前、アメリカのノンフィクションでこんな文章があって、気に入っていたことを思い出した。
これは夫が出張か何かで数日間留守にするのを妻が喜んで発したセリフ。
前後の文脈は忘れてしまったので、この後、これ幸いとばかりに盛大な女子会を開いて大盛り上がりしたのか、それとも密かに男を家に連れ込んだのかは定かでない。
なんでこんな文章を思い出したかというと、今夜はカミさんがお泊り〈小児はりの研究会の合宿〉でいない。一人だ。
そこはかとない解放感。
べつに普段、一緒に暮らしていてストレスとかプレッシャーを感じているわけではないのだが、ちょっとだけ家の中の空気をいつもより多く吸える気になる。
そして、さて何をしようかとわくわくする。
イヌみたいに喜んでシッポは振らないけど、期待でリスのしっぽみたいに膨らむかも知れない。
しかし、何に期待しているのか?
子どもの頃は親が留守でホームアローンぬいなれば、友達を呼んで大騒ぎしてたし、友達と部屋をシェアしていた頃は、そいつが留守だとここぞとばかりに当時のガールフレンドを呼んでいちゃついていた。
ホントに面白かったし、楽しかった。
ところが一人暮らしをするようになって、いつでも自由に、当たり前にそういうことができる環境を得ると、そうした「今日はホームアローン」の喜びはなくなってしまった。
やっぱりメリハリの問題なのだ。
でまぁ、結婚してまた一人暮らしじゃなくなったのだが・・・たまに一人になっても、やるのはせいぜいテレビ見たり、ネット観たり、本読んだりしてゴロゴロ。
これじゃ普段やってる生活と変わりない。
そう思ってたら、夜中にピンポンとインターホンが鳴るので出てみたら「ずっとあなたのこと、お慕いしてました」とか言って女性が訪ねてきた。

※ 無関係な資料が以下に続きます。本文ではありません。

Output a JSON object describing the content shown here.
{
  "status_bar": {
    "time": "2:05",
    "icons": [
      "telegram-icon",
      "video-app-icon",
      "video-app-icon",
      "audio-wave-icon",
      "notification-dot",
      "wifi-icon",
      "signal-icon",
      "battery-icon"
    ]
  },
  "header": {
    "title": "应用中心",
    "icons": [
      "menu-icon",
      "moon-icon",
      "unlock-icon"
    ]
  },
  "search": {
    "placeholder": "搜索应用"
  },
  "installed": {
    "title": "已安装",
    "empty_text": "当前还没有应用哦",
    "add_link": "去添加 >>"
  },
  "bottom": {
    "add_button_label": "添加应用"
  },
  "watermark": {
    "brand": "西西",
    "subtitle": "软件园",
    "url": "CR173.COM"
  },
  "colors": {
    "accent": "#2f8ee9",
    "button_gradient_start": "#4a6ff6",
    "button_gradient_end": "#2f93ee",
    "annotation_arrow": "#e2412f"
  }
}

もしそんなことがあるのなら若い女がいいいと、まず考えるのだけど、近所のガールズバーにいるようなキャンキャンした小娘に来られてもうるせえなと思い直して、やっぱり壇蜜みたいな女が赤ワインとチーズを持って現れて「ご一緒に」なんて言われるのがいいなと思ったり。

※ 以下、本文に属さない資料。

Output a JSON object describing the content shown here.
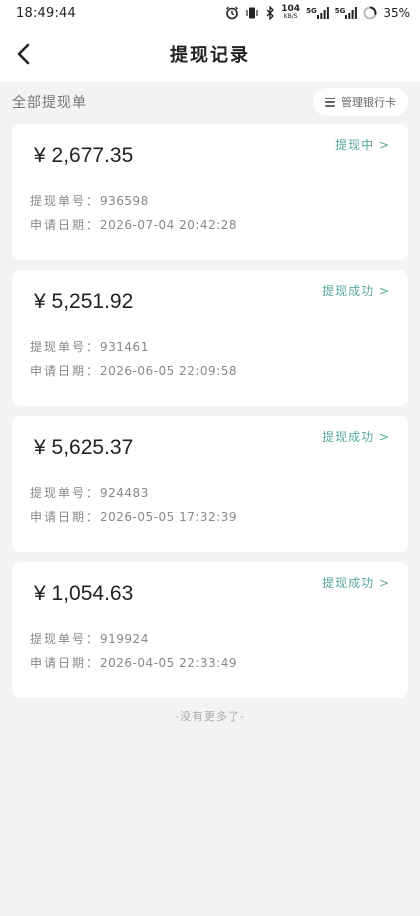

そんな想像を巡らせたりはするけど、実際にそんなことが起こったらめんどくさくて「ありがとう。でも結構です」って帰しちゃいそうだ。
想像するのは楽しいけど、それだけで十分。
というわけで、テレビとネットと本にもどる。
こういうのって、何だかつまらない人生だと思ってた若い時代もあったけど、最近はどうも自分は劇的な刺激を求めて、ダイナミックに生きる人間ではないなと悟ってしまった。
ま、それなりに充実した暮らしがあるし、平和が何より。
普段と同じことをして今晩は一人で床に着こうと思います。